Make it all happy and bright. Make it all hopeful and light.


It’s obnoxious, right? Especially today. You know. Today. A year ago, I recalled it. A new friend of mine is exhausted by all the reminding of that terrible day. There’s a threshold each of us reaches, a pain threshold that some of us reach faster than others because of individual life experiences and individual constitutions. Some losses are so great, reminding is utterly unnecessary. Sometimes, we’re already motivated.


My dad sent an email to the family today, indicating that he’d finished his book, and was looking for insight on a title. Let me state that again, for my own benefit: My dad wrote and finished his book, and asked a group of his family and closest friends, ‘what title do you think it needs?’ My dad is nearly 72. I am not surprised at his accomplishment (he’s a scientist, a philosophical one), but I am profoundly impressed. The book is on a topic that he is absolutely passionate about–so passionate that I’ve known his thoughts on this topic for the past 25 years or so, as he’ll share them with you if you’re sitting still in his presence for more than five minutes.

He started writing the book last year, when my mother was back home and recovering from her bone marrow transplant, the one that nearly killed her. My dad, he does not like states of transition… of uncertainty. He manages those near constant states by looking up, and over, to the brighter side of anything, by doing. Doing, and doing, and doing some more.

He is a motivated man.

The title of his book? I emailed him my suggestion. He responded: my suggestion mirrored his initial thought.

I am… on fire.

Pay attention, take care

Please read this if you can; it’s lovely and heart-wrenching.
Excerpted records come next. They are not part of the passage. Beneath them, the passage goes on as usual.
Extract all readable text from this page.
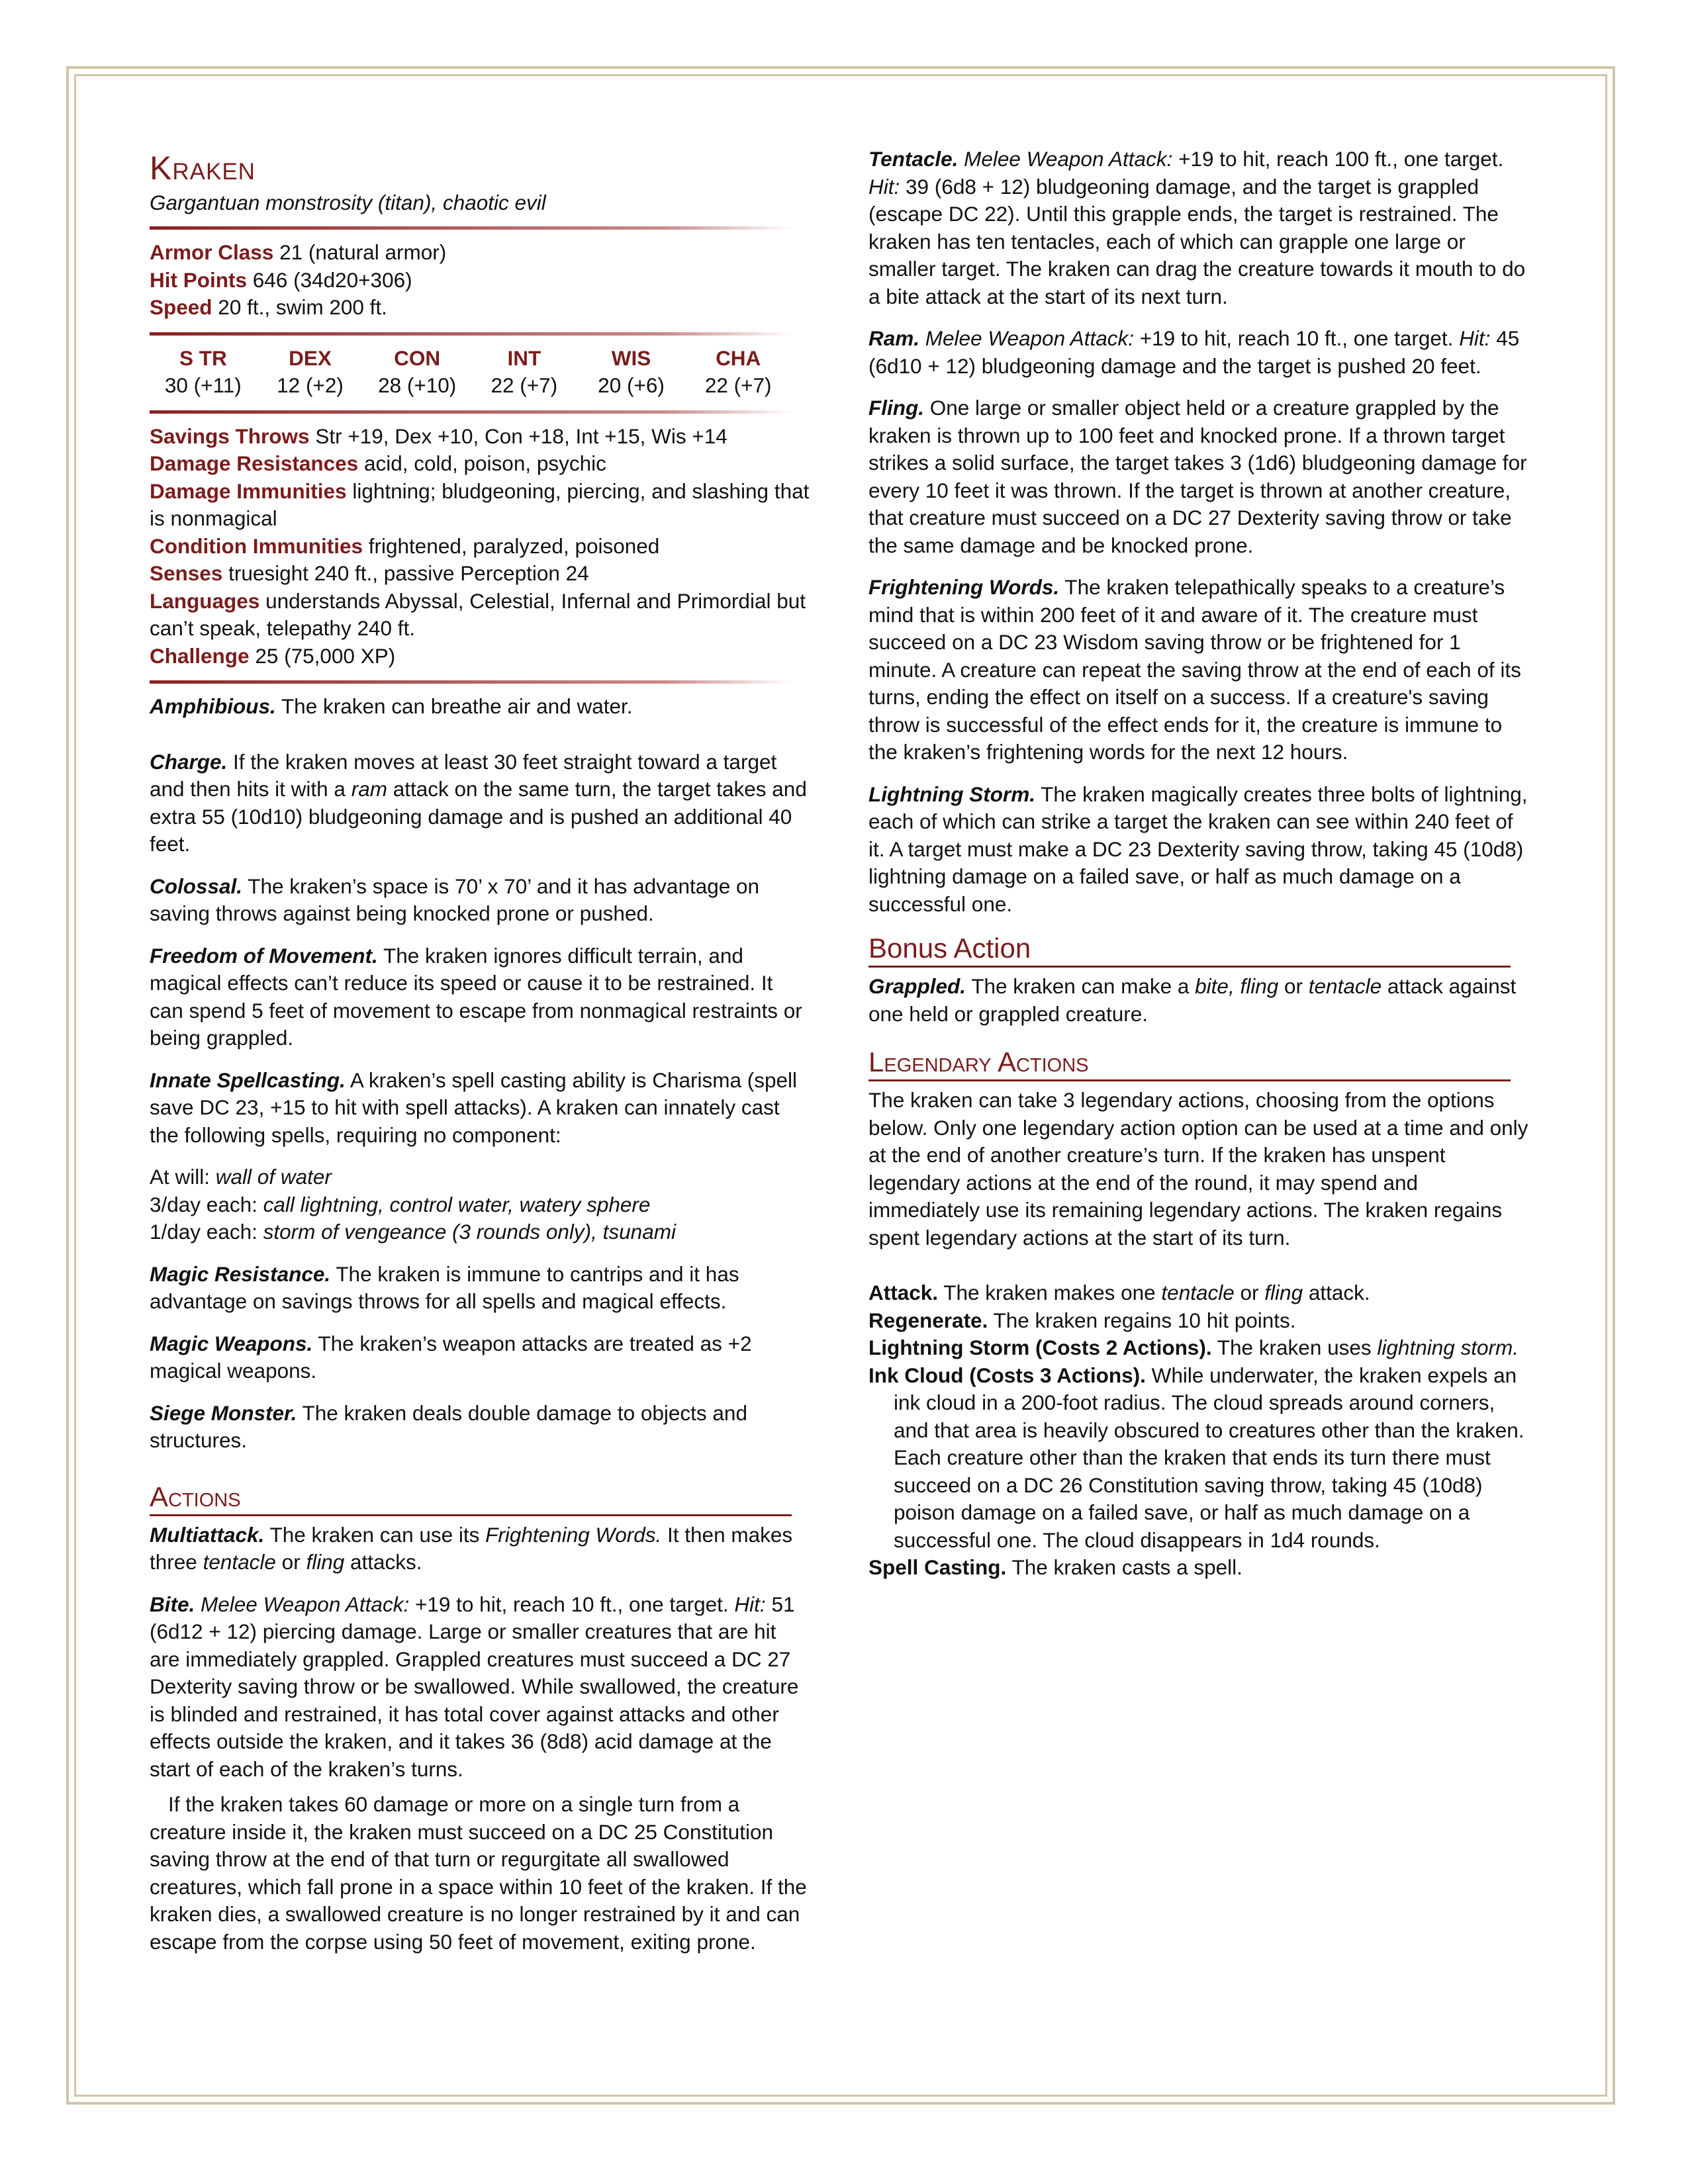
Kraken
Gargantuan monstrosity (titan), chaotic evil

Armor Class 21 (natural armor)

Hit Points 646 (34d20+306)

Speed 20 ft., swim 200 ft.

S TR
30 (+11)
DEX
12 (+2)
CON
28 (+10)
INT
22 (+7)
WIS
20 (+6)
CHA
22 (+7)

Savings Throws Str +19, Dex +10, Con +18, Int +15, Wis +14

Damage Resistances acid, cold, poison, psychic

Damage Immunities lightning; bludgeoning, piercing, and slashing that is nonmagical

Condition Immunities frightened, paralyzed, poisoned

Senses truesight 240 ft., passive Perception 24

Languages understands Abyssal, Celestial, Infernal and Primordial but can’t speak, telepathy 240 ft.

Challenge 25 (75,000 XP)

Amphibious. The kraken can breathe air and water.

Charge. If the kraken moves at least 30 feet straight toward a target and then hits it with a ram attack on the same turn, the target takes and extra 55 (10d10) bludgeoning damage and is pushed an additional 40 feet.

Colossal. The kraken’s space is 70’ x 70’ and it has advantage on saving throws against being knocked prone or pushed.

Freedom of Movement. The kraken ignores difficult terrain, and magical effects can’t reduce its speed or cause it to be restrained. It can spend 5 feet of movement to escape from nonmagical restraints or being grappled.

Innate Spellcasting. A kraken’s spell casting ability is Charisma (spell save DC 23, +15 to hit with spell attacks). A kraken can innately cast the following spells, requiring no component:

At will: wall of water

3/day each: call lightning, control water, watery sphere

1/day each: storm of vengeance (3 rounds only), tsunami

Magic Resistance. The kraken is immune to cantrips and it has advantage on savings throws for all spells and magical effects.

Magic Weapons. The kraken’s weapon attacks are treated as +2 magical weapons.

Siege Monster. The kraken deals double damage to objects and structures.

Actions

Multiattack. The kraken can use its Frightening Words. It then makes three tentacle or fling attacks.

Bite. Melee Weapon Attack: +19 to hit, reach 10 ft., one target. Hit: 51 (6d12 + 12) piercing damage. Large or smaller creatures that are hit are immediately grappled. Grappled creatures must succeed a DC 27 Dexterity saving throw or be swallowed. While swallowed, the creature is blinded and restrained, it has total cover against attacks and other effects outside the kraken, and it takes 36 (8d8) acid damage at the start of each of the kraken’s turns.

If the kraken takes 60 damage or more on a single turn from a creature inside it, the kraken must succeed on a DC 25 Constitution saving throw at the end of that turn or regurgitate all swallowed creatures, which fall prone in a space within 10 feet of the kraken. If the kraken dies, a swallowed creature is no longer restrained by it and can escape from the corpse using 50 feet of movement, exiting prone.

Tentacle. Melee Weapon Attack: +19 to hit, reach 100 ft., one target. Hit: 39 (6d8 + 12) bludgeoning damage, and the target is grappled (escape DC 22). Until this grapple ends, the target is restrained. The kraken has ten tentacles, each of which can grapple one large or smaller target. The kraken can drag the creature towards it mouth to do a bite attack at the start of its next turn.

Ram. Melee Weapon Attack: +19 to hit, reach 10 ft., one target. Hit: 45 (6d10 + 12) bludgeoning damage and the target is pushed 20 feet.

Fling. One large or smaller object held or a creature grappled by the kraken is thrown up to 100 feet and knocked prone. If a thrown target strikes a solid surface, the target takes 3 (1d6) bludgeoning damage for every 10 feet it was thrown. If the target is thrown at another creature, that creature must succeed on a DC 27 Dexterity saving throw or take the same damage and be knocked prone.

Frightening Words. The kraken telepathically speaks to a creature’s mind that is within 200 feet of it and aware of it. The creature must succeed on a DC 23 Wisdom saving throw or be frightened for 1 minute. A creature can repeat the saving throw at the end of each of its turns, ending the effect on itself on a success. If a creature's saving throw is successful of the effect ends for it, the creature is immune to the kraken’s frightening words for the next 12 hours.

Lightning Storm. The kraken magically creates three bolts of lightning, each of which can strike a target the kraken can see within 240 feet of it. A target must make a DC 23 Dexterity saving throw, taking 45 (10d8) lightning damage on a failed save, or half as much damage on a successful one.

Bonus Action

Grappled. The kraken can make a bite, fling or tentacle attack against one held or grappled creature.

Legendary Actions

The kraken can take 3 legendary actions, choosing from the options below. Only one legendary action option can be used at a time and only at the end of another creature’s turn. If the kraken has unspent legendary actions at the end of the round, it may spend and immediately use its remaining legendary actions. The kraken regains spent legendary actions at the start of its turn.

Attack. The kraken makes one tentacle or fling attack.

Regenerate. The kraken regains 10 hit points.

Lightning Storm (Costs 2 Actions). The kraken uses lightning storm.

Ink Cloud (Costs 3 Actions). While underwater, the kraken expels an ink cloud in a 200-foot radius. The cloud spreads around corners, and that area is heavily obscured to creatures other than the kraken. Each creature other than the kraken that ends its turn there must succeed on a DC 26 Constitution saving throw, taking 45 (10d8) poison damage on a failed save, or half as much damage on a successful one. The cloud disappears in 1d4 rounds.

Spell Casting. The kraken casts a spell.
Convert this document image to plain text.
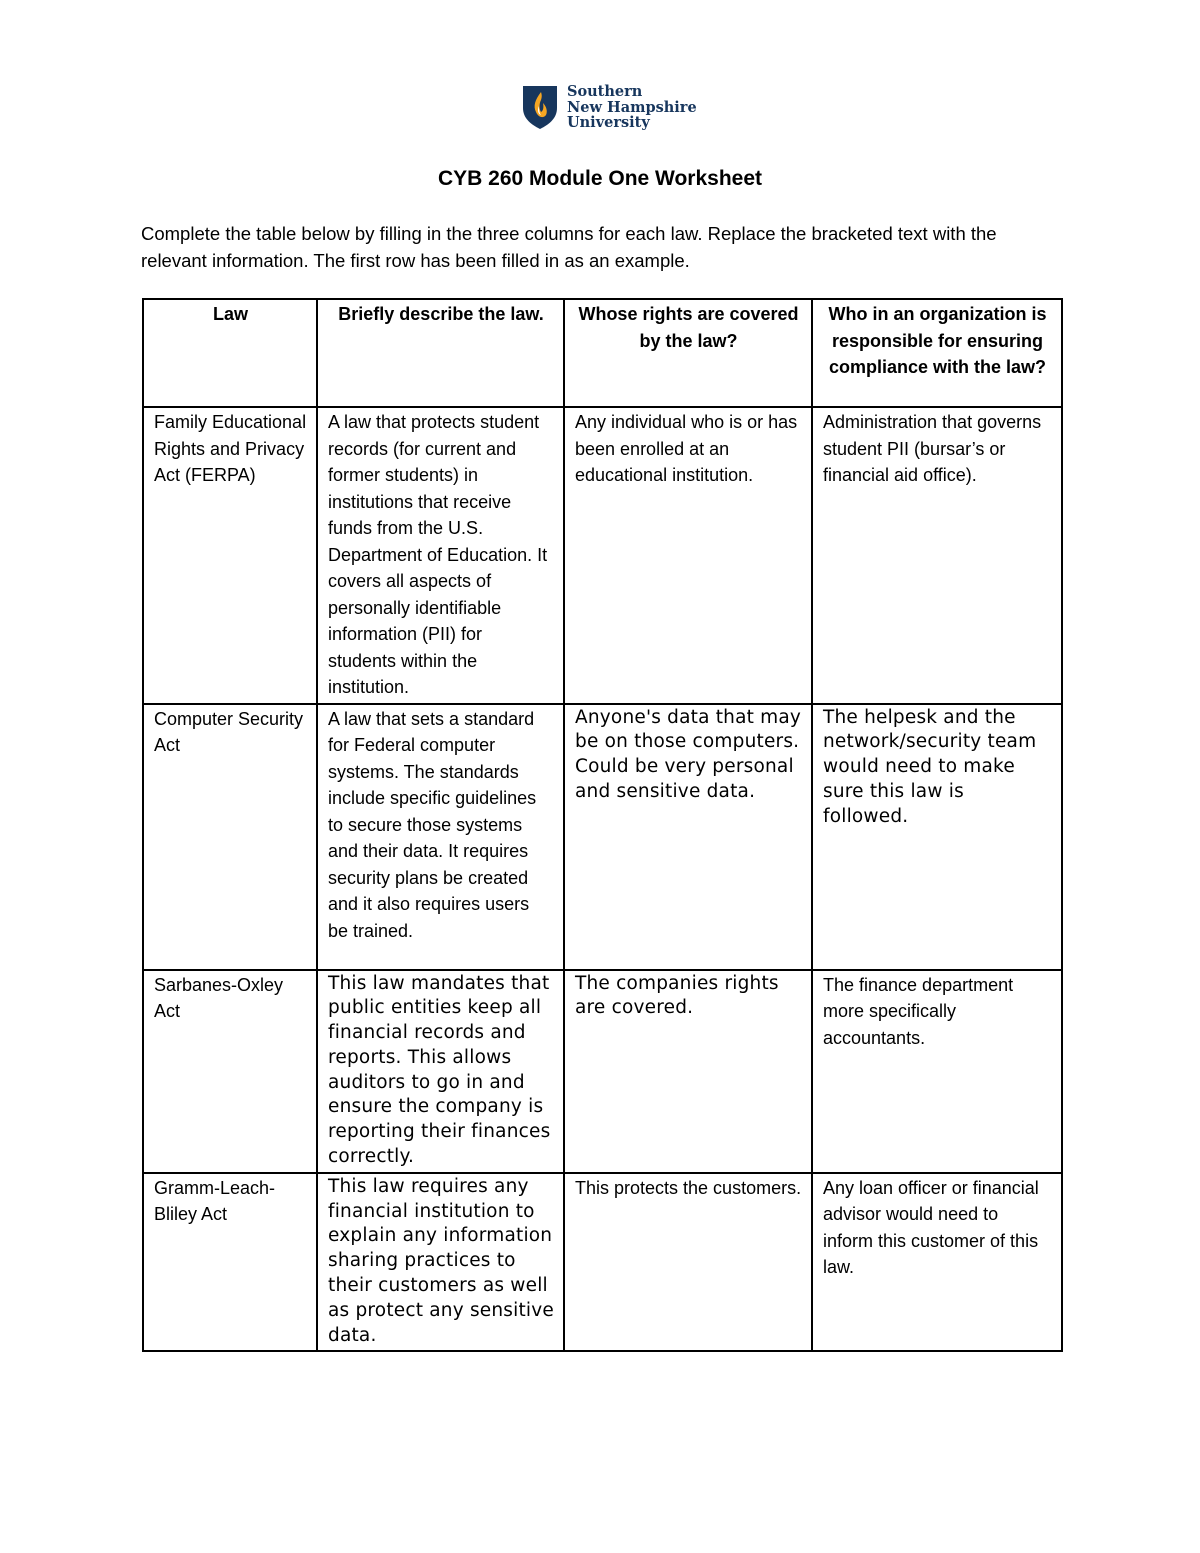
Southern
New Hampshire
University
CYB 260 Module One Worksheet
Complete the table below by filling in the three columns for each law. Replace the bracketed text with the relevant information. The first row has been filled in as an example.
Law	Briefly describe the law.	Whose rights are covered by the law?	Who in an organization is responsible for ensuring compliance with the law?
Family Educational Rights and Privacy Act (FERPA)	A law that protects student records (for current and former students) in institutions that receive funds from the U.S. Department of Education. It covers all aspects of personally identifiable information (PII) for students within the institution.	Any individual who is or has been enrolled at an educational institution.	Administration that governs student PII (bursar’s or financial aid office).
Computer Security Act	A law that sets a standard for Federal computer systems. The standards include specific guidelines to secure those systems and their data. It requires security plans be created and it also requires users be trained.	Anyone's data that may be on those computers. Could be very personal and sensitive data.	The helpesk and the network/security team would need to make sure this law is followed.
Sarbanes-Oxley Act	This law mandates that public entities keep all financial records and reports. This allows auditors to go in and ensure the company is reporting their finances correctly.	The companies rights are covered.	The finance department more specifically accountants.
Gramm-Leach-Bliley Act	This law requires any financial institution to explain any information sharing practices to their customers as well as protect any sensitive data.	This protects the customers.	Any loan officer or financial advisor would need to inform this customer of this law.
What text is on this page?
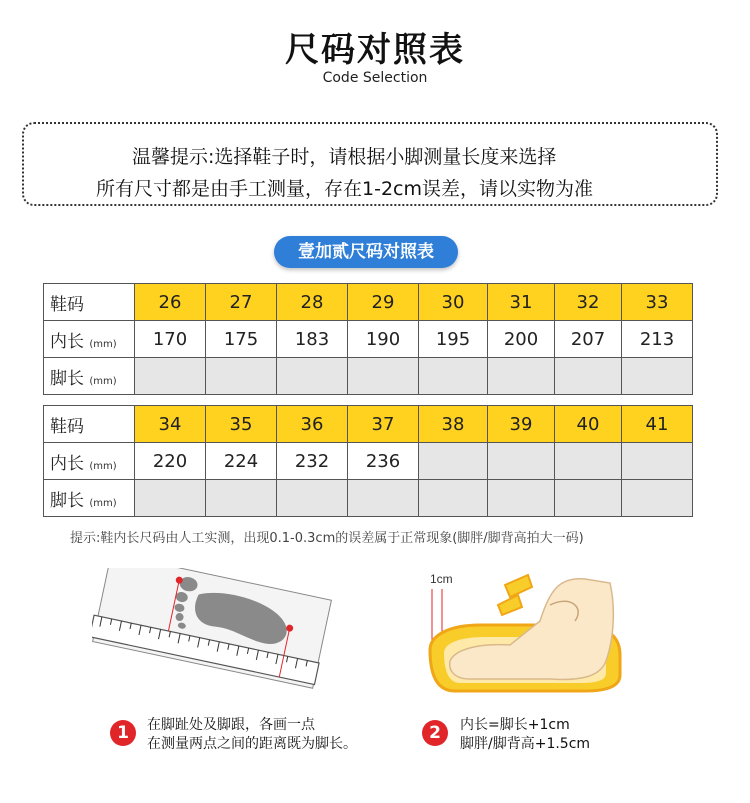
尺码对照表
Code Selection
温馨提示:选择鞋子时，请根据小脚测量长度来选择
所有尺寸都是由手工测量，存在1-2cm误差，请以实物为准
壹加贰尺码对照表
鞋码	26	27	28	29	30	31	32	33
内长 (mm)	170	175	183	190	195	200	207	213
脚长 (mm)								
鞋码	34	35	36	37	38	39	40	41
内长 (mm)	220	224	232	236				
脚长 (mm)								
提示:鞋内长尺码由人工实测，出现0.1-0.3cm的误差属于正常现象(脚胖/脚背高拍大一码)
1cm
1	在脚趾处及脚跟，各画一点
在测量两点之间的距离既为脚长。
2	内长=脚长+1cm
脚胖/脚背高+1.5cm
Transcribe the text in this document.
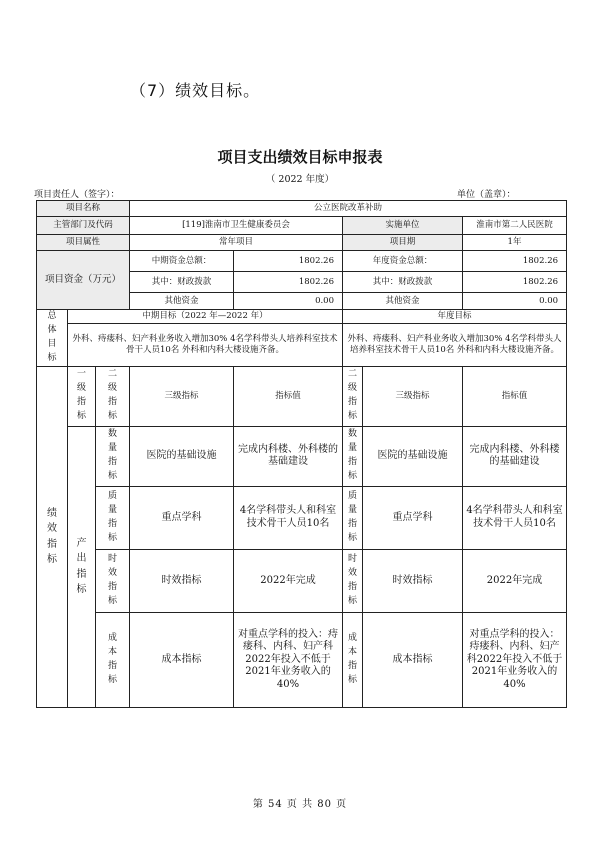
（7）绩效目标。
项目支出绩效目标申报表
（ 2022 年度）
项目责任人（签字）：	单位（盖章）：
项目名称			公立医院改革补助				
主管部门及代码			[119]淮南市卫生健康委员会		实施单位		淮南市第二人民医院
项目属性			常年项目		项目期		1年
项目资金（万元）			中期资金总额：	1802.26	年度资金总额：		1802.26
			其中：财政拨款	1802.26	其中：财政拨款		1802.26
			其他资金	0.00	其他资金		0.00
总体目标	中期目标（2022 年—2022 年）				年度目标		
	外科、痔瘘科、妇产科业务收入增加30% 4名学科带头人培养科室技术骨干人员10名 外科和内科大楼设施齐备。				外科、痔瘘科、妇产科业务收入增加30% 4名学科带头人培养科室技术骨干人员10名 外科和内科大楼设施齐备。		
绩效指标	一级指标	二级指标	三级指标	指标值	二级指标	三级指标	指标值
	产出指标	数量指标	医院的基础设施	完成内科楼、外科楼的基础建设	数量指标	医院的基础设施	完成内科楼、外科楼的基础建设
		质量指标	重点学科	4名学科带头人和科室技术骨干人员10名	质量指标	重点学科	4名学科带头人和科室技术骨干人员10名
		时效指标	时效指标	2022年完成	时效指标	时效指标	2022年完成
		成本指标	成本指标	对重点学科的投入：痔瘘科、内科、妇产科2022年投入不低于2021年业务收入的40%	成本指标	成本指标	对重点学科的投入：痔瘘科、内科、妇产科2022年投入不低于2021年业务收入的40%
第 54 页 共 80 页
“Over time, the worry I felt when she first told me about the disease began to fade. We knew the statistics, but statistics… get you only so far. Besides, my mother had never been ordinary.”

My mother’s immune system is just over a year old now, after her autologous stem cell transplant, performed in response to multiple myeloma. Her kidneys were casualties of this cancer, but not her, remission remains.

It is very hard for me to think about her overall prognosis. Very, very hard. So I write about my boring little life. My corporate wifery. The PTA. My friends and their myriad issues. My political and social concerns. And our kids, of course. I find myself raising them and thinking “my mom did this,” and feeling… Better.

But mostly, I find myself impatient, impatient with everyone who wastes their time making foolish decisions or being thoughtless or careless or haphazard or messy or nonsensical.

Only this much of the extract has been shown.